Nadie la creyó pensando que el desastre la había vuelto loca, pero, como todos la rodeaban y la escuchaban, refirió lo ocurrido desde la llegada de la carta hasta el último grito de los hombres que morían abrasados, sin olvidar un detalle.
Cuando hubo terminado sacó dos papeles del bolsillo, y para distinguirlos á los últimos resplandores del incendio, se puso las gafas. Y enseñando uno dijo: «Éste anuncia la muerte de Victor», y enseñando el otro y designando las ruinas con un movimiento de cabeza, añadió: «Aquí están sus nombres y las señas de sus familias para que se les escriba». Y muy tranquilamente tendió la hoja blanca al oficial, que la sujetaba por los hombros, y añadió:
—Escriba usted diciendo cómo se ha producido el incendio, y diga á sus padres que yo, Victoria Simón, la Salvaje, he prendido el fuego. No lo olvide.

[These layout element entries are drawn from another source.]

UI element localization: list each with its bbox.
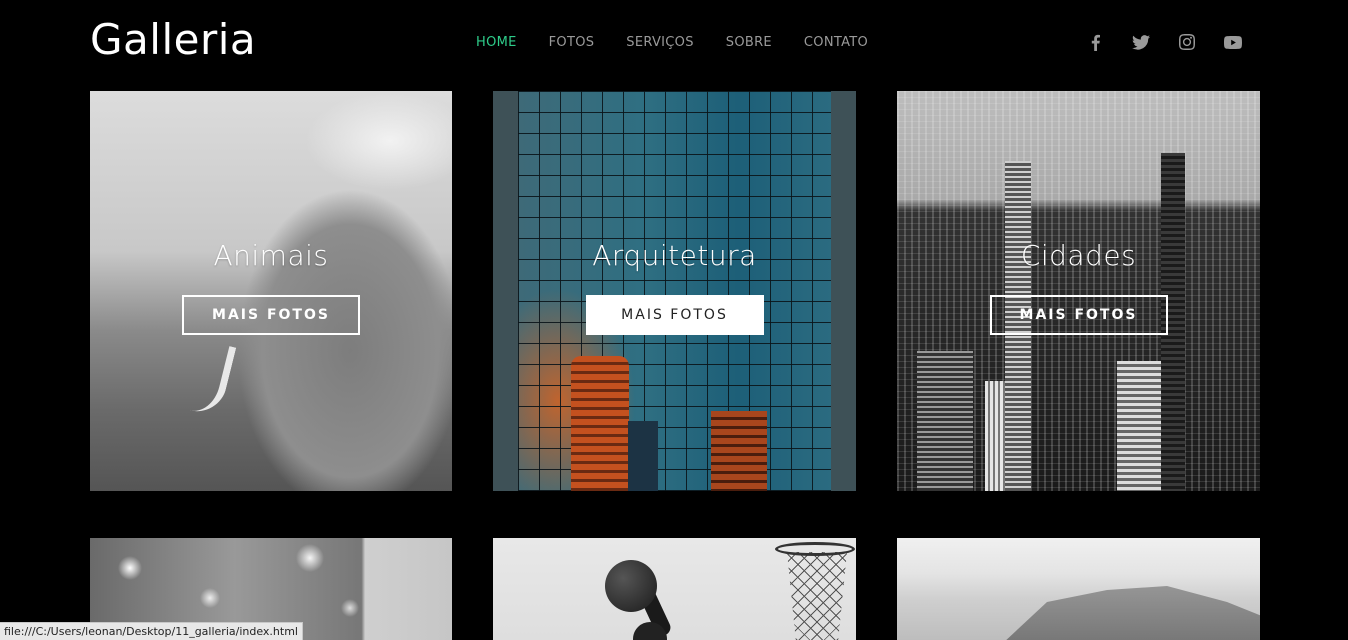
category-card-arquitetura[interactable]: Arquitetura MAIS FOTOS [493,91,856,491]
elephant-photo [90,91,452,491]
social-links [1083,30,1267,54]
nav-fotos[interactable]: FOTOS [549,33,595,53]
youtube-icon[interactable] [1221,30,1245,54]
nav-contato[interactable]: CONTATO [804,33,868,53]
category-card-row2-2[interactable] [493,538,856,640]
nav-servicos[interactable]: SERVIÇOS [626,33,693,53]
card-title: Cidades [1020,239,1137,272]
main-nav: HOME FOTOS SERVIÇOS SOBRE CONTATO [476,33,900,53]
mais-fotos-button[interactable]: MAIS FOTOS [585,295,764,335]
category-card-cidades[interactable]: Cidades MAIS FOTOS [897,91,1260,491]
mountain-photo [897,538,1260,640]
category-card-row2-3[interactable] [897,538,1260,640]
nav-home[interactable]: HOME [476,33,517,53]
card-title: Animais [213,239,329,272]
twitter-icon[interactable] [1129,30,1153,54]
site-logo[interactable]: Galleria [90,12,256,68]
category-card-animais[interactable]: Animais MAIS FOTOS [90,91,452,491]
instagram-icon[interactable] [1175,30,1199,54]
card-title: Arquitetura [592,239,757,272]
basketball-photo [493,538,856,640]
site-header: Galleria HOME FOTOS SERVIÇOS SOBRE CONTA… [0,0,1348,91]
nav-sobre[interactable]: SOBRE [726,33,772,53]
mais-fotos-button[interactable]: MAIS FOTOS [182,295,360,335]
mais-fotos-button[interactable]: MAIS FOTOS [989,295,1168,335]
building-photo [493,91,856,491]
facebook-icon[interactable] [1083,30,1107,54]
city-photo [897,91,1260,491]
browser-status-bar: file:///C:/Users/leonan/Desktop/11_galle… [0,622,303,640]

El oficial dió órdenes en alemán. La cogieron, la colocaron contra los muros de la casa, todavía calientes, y á veinte metros de ella se alinearon varios hombres. Ella no se movió, había comprendido y esperaba.
Oyóse una orden á la que siguió una descarga, y un tiro retrasado sonó después.
La vieja no cayó; como si le hubiesen cortado las piernas, no hizo más que agacharse.